- This insanely good pressing boasts superb Triple Plus (A+++) sound on side one and a Double Plus (A++) side two
- Both sides are rich and full-bodied yet clean, clear and spacious, with note-like bass and relatively smooth vocals
- An essential, Must Own album for every CCR collection, this LP includes some of the band’s biggest hits: Green River and Bad Moon Rising, Lodi and plenty more
- 5 stars ” CCR’s third album Green River represents the full flower of their classic sound initially essayed on its predecessor, Bayou Country.”
This copy is bigger, livelier, harder rockin’, more spacious and more relaxed than most all of the other pressings we have played over the years.
Clean copies with great sound are incredibly hard to find from CCR (but worth the search), and it took us a good-sized stack to find a few with bottom end weight, midrange presence, real energy, and freedom from grain. This pressing will show you just how good this album can sound.
What to Listen For (WTLF)
Here are some of the things we specifically listen for in a vintage Creedence Swamp Rock record.
Our hottest Hot Stamper copies are simply doing more of these things better than the other copies we played in our shootout.
The best copies have:
- Greater immediacy in the vocals (most copies are veiled and distant to some degree);
- Natural tonal balance (many copies are at least slightly brighter or darker than ideal; those with the right balance are the exception, not the rule);
- Good solid weight (so the bass sounds full and powerful);
- Spaciousness (the best copies have wonderful studio ambience and space);
- Tubey Magic, without which you might as well be playing a CD;
- And last but not least, transparency, the quality of being able to see into the studio, where there is plenty of musical information to be revealed in this sometimes simple, sometimes complex and sophisticated recording.
If you own any of the new heavy vinyl pressings of CCR’s albums mastered by SH and KG, hearing this Hot Stamper pressing will surely be a revelation.
We were never big fans of the recuts from the early 2000s, but back in the day we thought they were tolerable. We have much better reproduction (equipment, room, tweaks, electrical quality) these days than we did then, and now we can’t stand them. They bore us to tears.
Head to head in a shootout, our Hot Stampers will be dramatically more transparent, open, clear and just plain REAL sounding, because these are all the areas in which heavy vinyl pressings badly fall short. Those looking for a list of specific shortcomings can easily find reviews and commentaries for hundreds of titles on the site.
Wrote a Song for Everyone
Bad Moon Rising
The Night Time Is the Right Time
AMG 5 Star Rave Review
If anything, CCR’s third album Green River represents the full flower of their classic sound initially essayed on its predecessor, Bayou Country. One of the differences between the two albums is that Green River is tighter, with none of the five-minute-plus jams that filled out both their debut and Bayou Country, but the true key to its success is a peak in John Fogerty’s creativity.
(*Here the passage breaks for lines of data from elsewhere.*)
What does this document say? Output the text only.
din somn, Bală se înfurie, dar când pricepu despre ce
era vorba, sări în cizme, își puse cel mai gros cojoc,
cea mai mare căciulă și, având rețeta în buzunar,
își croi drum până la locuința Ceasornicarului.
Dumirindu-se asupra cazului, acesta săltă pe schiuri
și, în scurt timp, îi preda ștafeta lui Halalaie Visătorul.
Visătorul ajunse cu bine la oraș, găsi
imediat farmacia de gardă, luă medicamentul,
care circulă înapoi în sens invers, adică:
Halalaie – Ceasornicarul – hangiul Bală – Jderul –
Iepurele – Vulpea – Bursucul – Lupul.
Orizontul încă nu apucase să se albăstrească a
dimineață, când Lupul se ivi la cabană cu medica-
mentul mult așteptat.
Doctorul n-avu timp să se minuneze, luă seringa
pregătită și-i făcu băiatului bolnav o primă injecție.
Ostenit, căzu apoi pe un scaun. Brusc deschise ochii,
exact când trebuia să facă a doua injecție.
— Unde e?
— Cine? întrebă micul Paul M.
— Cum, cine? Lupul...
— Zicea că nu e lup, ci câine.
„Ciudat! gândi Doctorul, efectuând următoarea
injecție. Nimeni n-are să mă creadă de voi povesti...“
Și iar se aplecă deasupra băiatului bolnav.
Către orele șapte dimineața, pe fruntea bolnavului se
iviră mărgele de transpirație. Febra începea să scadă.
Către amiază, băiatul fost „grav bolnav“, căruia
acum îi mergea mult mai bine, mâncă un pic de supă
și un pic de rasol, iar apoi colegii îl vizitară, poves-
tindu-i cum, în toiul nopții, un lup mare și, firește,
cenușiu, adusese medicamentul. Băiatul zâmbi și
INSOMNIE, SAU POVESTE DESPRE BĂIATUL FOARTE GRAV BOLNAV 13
Although CCR had at least one cover on each album, they relied on Fogerty to crank out new material every month. He was writing so frequently that the craft became second-nature and he laid his emotions and fears bare, perhaps unintentionally. Perhaps that’s why Green River has fear, anger, dread, and weariness creeping on the edges of gleeful music…
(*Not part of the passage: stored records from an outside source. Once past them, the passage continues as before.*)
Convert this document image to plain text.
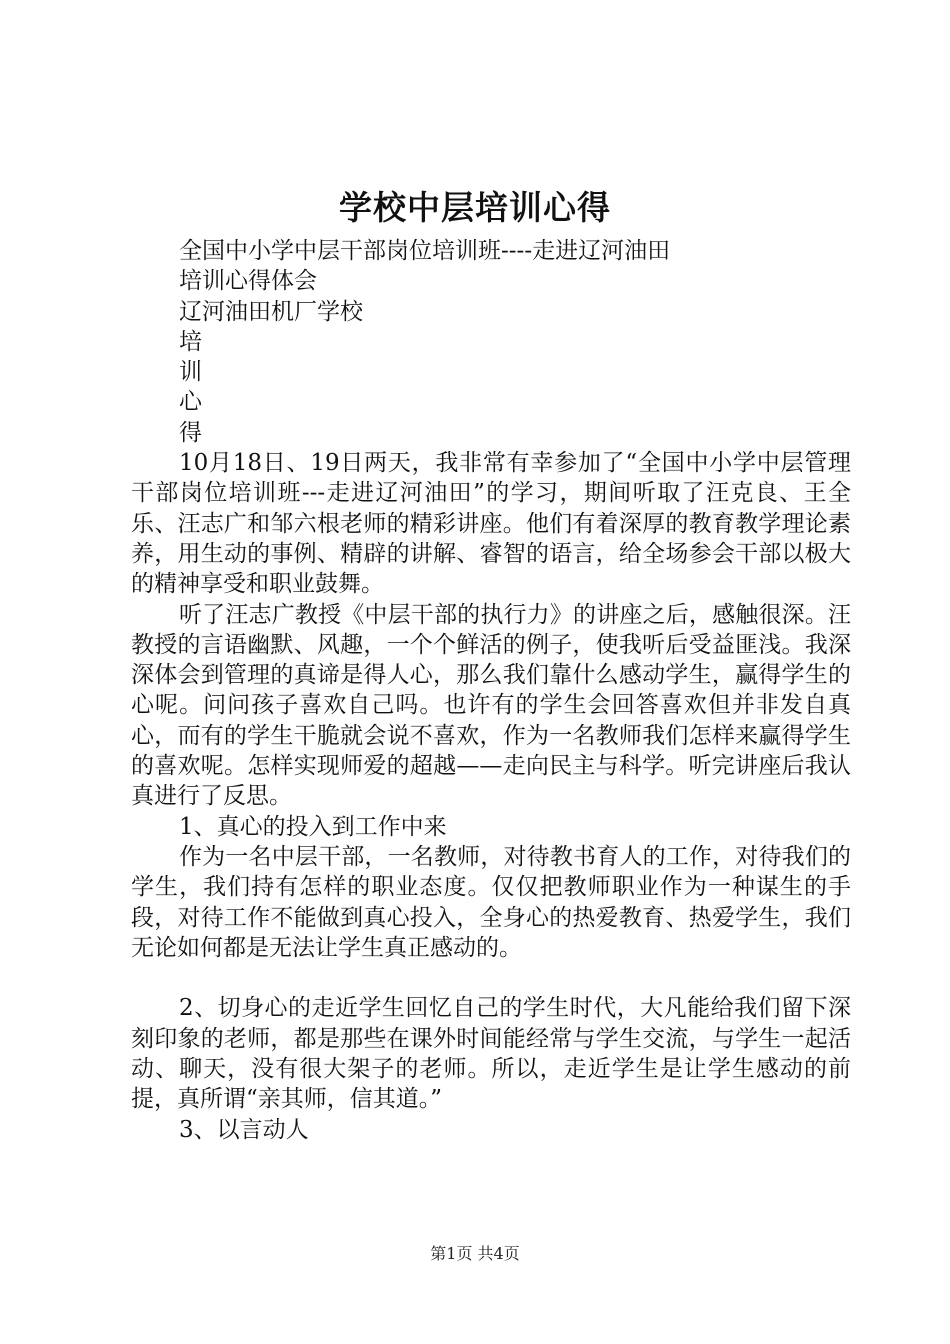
学校中层培训心得

全国中小学中层干部岗位培训班----走进辽河油田

培训心得体会

辽河油田机厂学校

培

训

心

得

10月18日、19日两天，我非常有幸参加了“全国中小学中层管理干部岗位培训班---走进辽河油田”的学习，期间听取了汪克良、王全乐、汪志广和邹六根老师的精彩讲座。他们有着深厚的教育教学理论素养，用生动的事例、精辟的讲解、睿智的语言，给全场参会干部以极大的精神享受和职业鼓舞。

听了汪志广教授《中层干部的执行力》的讲座之后，感触很深。汪教授的言语幽默、风趣，一个个鲜活的例子，使我听后受益匪浅。我深深体会到管理的真谛是得人心，那么我们靠什么感动学生，赢得学生的心呢。问问孩子喜欢自己吗。也许有的学生会回答喜欢但并非发自真心，而有的学生干脆就会说不喜欢，作为一名教师我们怎样来赢得学生的喜欢呢。怎样实现师爱的超越——走向民主与科学。听完讲座后我认真进行了反思。

1、真心的投入到工作中来

作为一名中层干部，一名教师，对待教书育人的工作，对待我们的学生，我们持有怎样的职业态度。仅仅把教师职业作为一种谋生的手段，对待工作不能做到真心投入，全身心的热爱教育、热爱学生，我们无论如何都是无法让学生真正感动的。

2、切身心的走近学生回忆自己的学生时代，大凡能给我们留下深刻印象的老师，都是那些在课外时间能经常与学生交流，与学生一起活动、聊天，没有很大架子的老师。所以，走近学生是让学生感动的前提，真所谓“亲其师，信其道。”

3、以言动人

第1页 共4页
For all its darkness, Green River is ultimately welcoming music, since the band rocks hard and bright and the melancholy feels comforting, not alienating.
Progress in Audio
Many copies were gritty, some were congested in the louder sections, some never got big, some were thin and lacking the lovely analog richness of the best — we heard plenty of copies whose faults were obvious when played against two top sides such as these. The best copies no longer to seem to have the problems we used to hear all the time.
Of course the reason I hadn’t heard the congestion and grittiness in the recording is that two things changed. One, we found better copies of the record to play — probably, can’t say for sure, but let’s assume we did, and, Two, we’ve made lots of improvements to the stereo since the last time we did the shootout.
You have to get around to doing regular shootouts for any given record in order to find out how far you’ve come, or if you’ve come any distance at all. Fortunately for us the improvements, regardless of what they might be or when they might have occurred, were incontrovertible. The album was now playing at a much, much higher level.
It’s yet more evidence supporting the possibility, indeed the importance, of taking full advantage of the Revolutions in Audio of the last ten or twenty years.
Who’s to Blame?
It’s natural to blame sonic shortcomings on the recording; everyone does it, including us.
But in this case We Was Wrong. The congestion and distortion we’d gotten used to are no longer a problem on the best copies. We’ve worked diligently on every aspect of record cleaning and reproduction, and now there’s no doubt that we can get these vintage Creedence records to play at a much higher level than we could before.
This is why we keep experimenting, keep tweaking and keep searching for the best sounding pressings, and why we encourage you to do the same.